Aortic valve procedures were performed predominantly by means of a partial sternotomy (40%) [17] or right anterior thoracotomy (47%) [12, 13, 18, 19]. Mitral valve operations were performed through a right anterior (87%) or lateral (10%) thoracotomy [3, 57]. Median length of chest incisions for AVR, MVP, and MVR procedures were 8 cm, 6 cm, and 6 cm, respectively. Median (25th to 75th percentile) skin-to-skin operative times for AVR, MVP, and MVR were 3.6 (range, 2.9 to 4.3), 4.7 (4.0 to 5.5), and 5.0 (4.0 to 5.8) hours, respectively. Median cardiopulmonary bypass times (25th to 75th percentile) for AVR, MVP, and MVR were 103 (range, 80–123), 127 (110–158), and 137 (108–180) minutes, and median aortic occlusion times were 73 (range, 61–90), 92 (75–115), and 89 (70–116) minutes, respectively. Endoaortic balloon occlusion was used in 2% of AVR, 93% of MVP, and 90% of MVR cases. In all, 86% of mitral valve repair procedures were performed with an annuloplasty ring (67% Baxter, 9% Medtronic, 8% St Jude). Of the mitral valve replacements, 19% were completed with a bioprosthetic valve (54% Baxter, 38% Medtronic) and 77% with a mechanical valve (90% St Jude, 4% ATS).
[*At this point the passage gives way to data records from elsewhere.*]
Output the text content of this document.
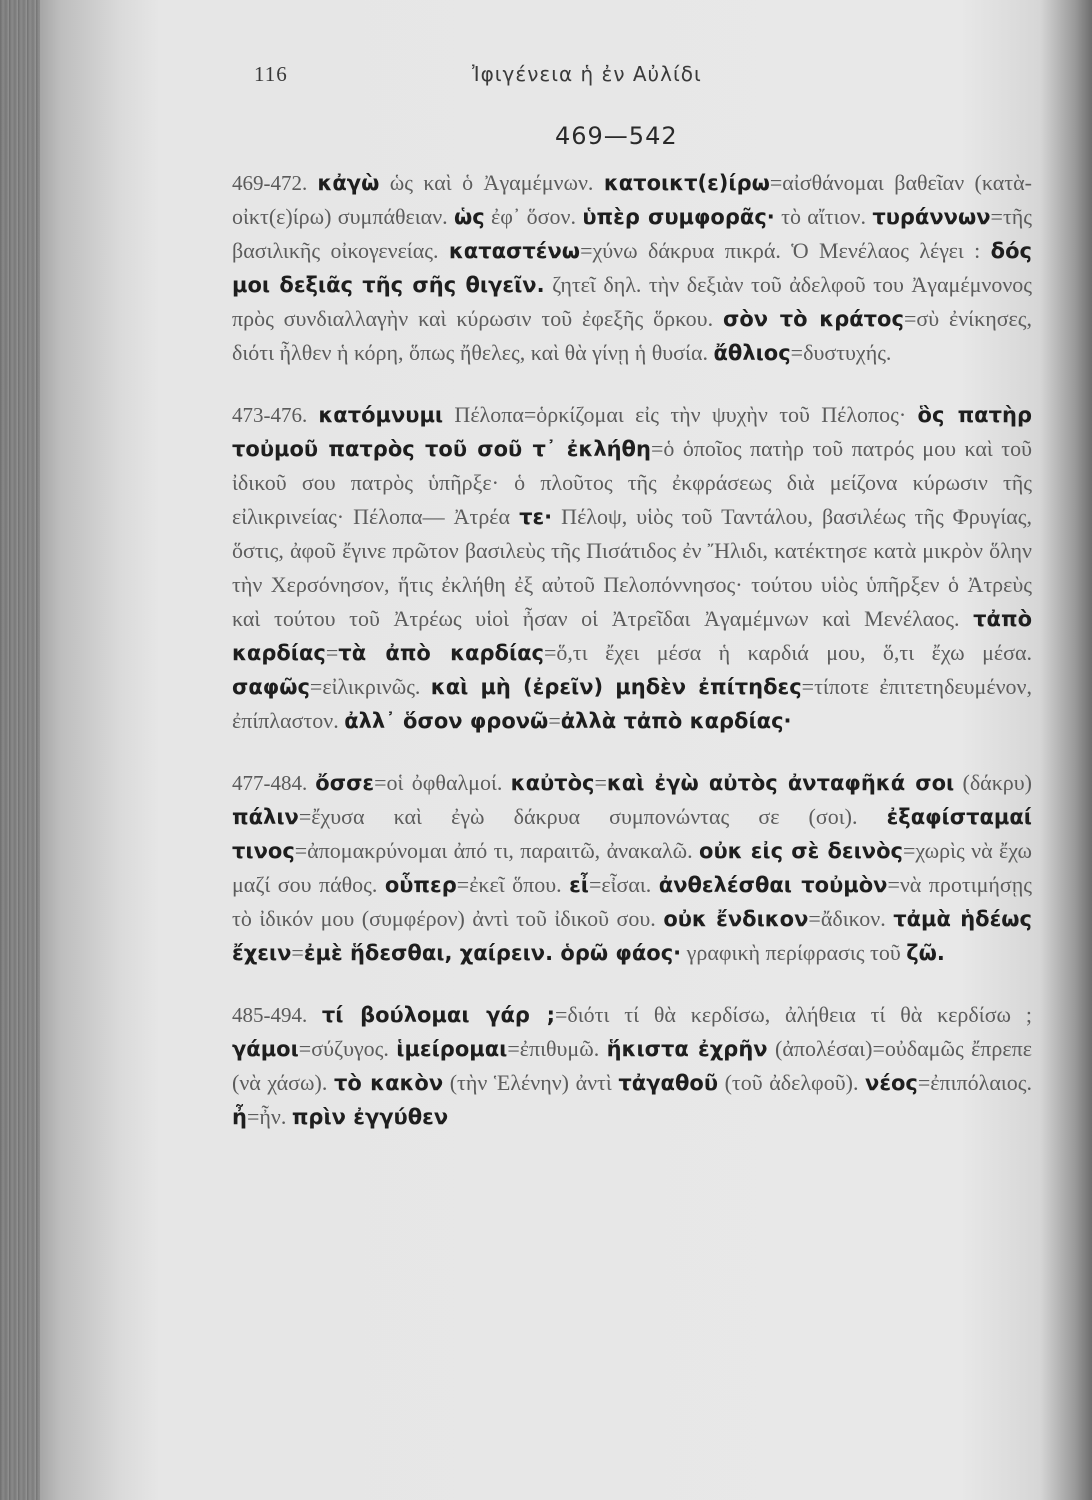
116	Ἰφιγένεια ἡ ἐν Αὐλίδι
469—542

469-472. κἀγὼ ὡς καὶ ὁ Ἀγαμέμνων. κατοικτ(ε)ίρω=αἰσθάνομαι βαθεῖαν (κατὰ-οἰκτ(ε)ίρω) συμπάθειαν. ὡς ἐφ᾿ ὅσον. ὑπὲρ συμφορᾶς· τὸ αἴτιον. τυράννων=τῆς βασιλικῆς οἰκογενείας. καταστένω=χύνω δάκρυα πικρά. Ὁ Μενέλαος λέγει : δός μοι δεξιᾶς τῆς σῆς θιγεῖν. ζητεῖ δηλ. τὴν δεξιὰν τοῦ ἀδελφοῦ του Ἀγαμέμνονος πρὸς συνδιαλλαγὴν καὶ κύρωσιν τοῦ ἐφεξῆς ὅρκου. σὸν τὸ κράτος=σὺ ἐνίκησες, διότι ἦλθεν ἡ κόρη, ὅπως ἤθελες, καὶ θὰ γίνῃ ἡ θυσία. ἄθλιος=δυστυχής.

473-476. κατόμνυμι Πέλοπα=ὁρκίζομαι εἰς τὴν ψυχὴν τοῦ Πέλοπος· ὃς πατὴρ τοὐμοῦ πατρὸς τοῦ σοῦ τ᾿ ἐκλήθη=ὁ ὁποῖος πατὴρ τοῦ πατρός μου καὶ τοῦ ἰδικοῦ σου πατρὸς ὑπῆρξε· ὁ πλοῦτος τῆς ἐκφράσεως διὰ μείζονα κύρωσιν τῆς εἰλικρινείας· Πέλοπα— Ἀτρέα τε· Πέλοψ, υἱὸς τοῦ Ταντάλου, βασιλέως τῆς Φρυγίας, ὅστις, ἀφοῦ ἔγινε πρῶτον βασιλεὺς τῆς Πισάτιδος ἐν Ἤλιδι, κατέκτησε κατὰ μικρὸν ὅλην τὴν Χερσόνησον, ἥτις ἐκλήθη ἐξ αὐτοῦ Πελοπόννησος· τούτου υἱὸς ὑπῆρξεν ὁ Ἀτρεὺς καὶ τούτου τοῦ Ἀτρέως υἱοὶ ἦσαν οἱ Ἀτρεῖδαι Ἀγαμέμνων καὶ Μενέλαος. τἀπὸ καρδίας=τὰ ἀπὸ καρδίας=ὅ,τι ἔχει μέσα ἡ καρδιά μου, ὅ,τι ἔχω μέσα. σαφῶς=εἰλικρινῶς. καὶ μὴ (ἐρεῖν) μηδὲν ἐπίτηδες=τίποτε ἐπιτετηδευμένον, ἐπίπλαστον. ἀλλ᾿ ὅσον φρονῶ=ἀλλὰ τἀπὸ καρδίας·

477-484. ὄσσε=οἱ ὀφθαλμοί. καὐτὸς=καὶ ἐγὼ αὐτὸς ἀνταφῆκά σοι (δάκρυ) πάλιν=ἔχυσα καὶ ἐγὼ δάκρυα συμπονώντας σε (σοι). ἐξαφίσταμαί τινος=ἀπομακρύνομαι ἀπό τι, παραιτῶ, ἀνακαλῶ. οὐκ εἰς σὲ δεινὸς=χωρὶς νὰ ἔχω μαζί σου πάθος. οὗπερ=ἐκεῖ ὅπου. εἶ=εἶσαι. ἀνθελέσθαι τοὐμὸν=νὰ προτιμήσῃς τὸ ἰδικόν μου (συμφέρον) ἀντὶ τοῦ ἰδικοῦ σου. οὐκ ἔνδικον=ἄδικον. τἀμὰ ἡδέως ἔχειν=ἐμὲ ἥδεσθαι, χαίρειν. ὁρῶ φάος· γραφικὴ περίφρασις τοῦ ζῶ.

485-494. τί βούλομαι γάρ ;=διότι τί θὰ κερδίσω, ἀλήθεια τί θὰ κερδίσω ; γάμοι=σύζυγος. ἱμείρομαι=ἐπιθυμῶ. ἥκιστα ἐχρῆν (ἀπολέσαι)=οὐδαμῶς ἔπρεπε (νὰ χάσω). τὸ κακὸν (τὴν Ἑλένην) ἀντὶ τἀγαθοῦ (τοῦ ἀδελφοῦ). νέος=ἐπιπόλαιος. ἦ=ἦν. πρὶν ἐγγύθεν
A total of 1,261 cases (96%) were successfully completed as port-access, which was defined as use of the EndoCPB or EndoDirect System (Heartport, Inc, Redwood City, CA) without conversion to a total median sternotomy. Multiple reasons for conversion to median sternotomy were captured on the comprehensive form for 17 patients and included patient anatomy (4 patients), vascular injury (6), poor visualization/exposure (4), inability to place system catheter (1), inadequate cardiopulmonary bypass (1), calcific aorta on palpation (1), and other (4 patients).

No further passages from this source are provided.